Ceci posé, on a donc le choix entre prendre ce récit au sérieux ou à la rigolade. Si vous choisissez la première option, la lecture sera détestable et vous n’en verrez que les défauts. L’Histoire malmenée, la vulgarité et la grandiloquence de Jodo qui agacent rapidement, des dialogues surchargés d’effets, des références trop évidentes (Louis XVIII parle même de « sans dents » à un moment).

 

Un album pour les fans?

 

Il vaut donc mieux lire ce début d’épopée en prenant un certain recul. Encore une fois, c’est du Jodorowsky, il ne faut donc pas y chercher une grande finesse. Le récit est très bien rythmé et séquencé, c’est facilement lisible et on arrive au bout sans peine. Pour ce qui est du dessin de Jérémy, on ne peut que constater son aptitude à créer des décors foisonnants de qualité (on le sent d’ailleurs plus à l’aise pour élaborer le cadre dans lequel évoluent ses personnages que les personnages eux-mêmes). Mais malheureusement, comme d’habitude serais-je tenté de dire, la mise en couleur est souvent détestable. Seules les scènes de nuit sont valables. Autrement, comme d’habitude, les couleurs chaudes restent froides, tout est voilé du gris informatique qui sévit partout pour correspondre à l’esthétique des jeux vidéos, et certains dessins qui seraient sûrement excellents en noir et blanc perdent toute valeur une fois passés à la palette graphique.

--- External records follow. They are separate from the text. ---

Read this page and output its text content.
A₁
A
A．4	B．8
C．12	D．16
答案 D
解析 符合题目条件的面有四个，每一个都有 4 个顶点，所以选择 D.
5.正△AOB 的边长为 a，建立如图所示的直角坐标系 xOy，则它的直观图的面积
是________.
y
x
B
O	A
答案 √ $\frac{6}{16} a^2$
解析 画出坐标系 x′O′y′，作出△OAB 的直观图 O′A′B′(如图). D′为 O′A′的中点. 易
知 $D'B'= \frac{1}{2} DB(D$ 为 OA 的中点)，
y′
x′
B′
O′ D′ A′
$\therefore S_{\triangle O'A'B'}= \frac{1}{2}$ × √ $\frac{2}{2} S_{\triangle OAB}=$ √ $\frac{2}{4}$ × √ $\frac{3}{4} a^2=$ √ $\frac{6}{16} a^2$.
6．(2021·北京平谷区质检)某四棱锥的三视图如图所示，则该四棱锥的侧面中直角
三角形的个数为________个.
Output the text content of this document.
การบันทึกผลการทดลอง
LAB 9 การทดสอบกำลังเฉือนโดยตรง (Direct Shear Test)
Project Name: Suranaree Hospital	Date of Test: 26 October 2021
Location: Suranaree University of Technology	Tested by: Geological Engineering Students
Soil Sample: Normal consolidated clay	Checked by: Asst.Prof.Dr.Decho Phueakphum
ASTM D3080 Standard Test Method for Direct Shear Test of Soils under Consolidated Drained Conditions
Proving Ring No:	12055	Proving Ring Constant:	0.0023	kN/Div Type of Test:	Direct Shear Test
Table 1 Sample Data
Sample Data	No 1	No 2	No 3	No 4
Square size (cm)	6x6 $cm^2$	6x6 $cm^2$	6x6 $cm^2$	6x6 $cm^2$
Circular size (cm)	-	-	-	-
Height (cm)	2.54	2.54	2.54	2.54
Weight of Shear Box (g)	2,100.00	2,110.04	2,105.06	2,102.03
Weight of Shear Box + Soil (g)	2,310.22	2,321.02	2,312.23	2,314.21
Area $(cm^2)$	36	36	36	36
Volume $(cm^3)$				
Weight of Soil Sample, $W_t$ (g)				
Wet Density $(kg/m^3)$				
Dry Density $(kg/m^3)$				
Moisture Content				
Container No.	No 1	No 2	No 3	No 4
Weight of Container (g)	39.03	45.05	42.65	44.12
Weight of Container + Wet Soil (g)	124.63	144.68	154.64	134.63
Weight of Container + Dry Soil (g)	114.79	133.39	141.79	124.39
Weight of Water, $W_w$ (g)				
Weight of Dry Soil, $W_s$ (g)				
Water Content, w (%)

Pour conclure, on peut juste dire que le premier tome des Chevaliers d’Héliopolis ravira les fans de Jodorowsky et les lecteurs qui apprécient le divertissement facile. La suite devrait leur promettre encore de belles péripéties. Pour les plus exigeants, qui souhaitent lire des intrigues respectant le contexte historique de la période Révolution-Restauration, il vaut mieux chercher ailleurs.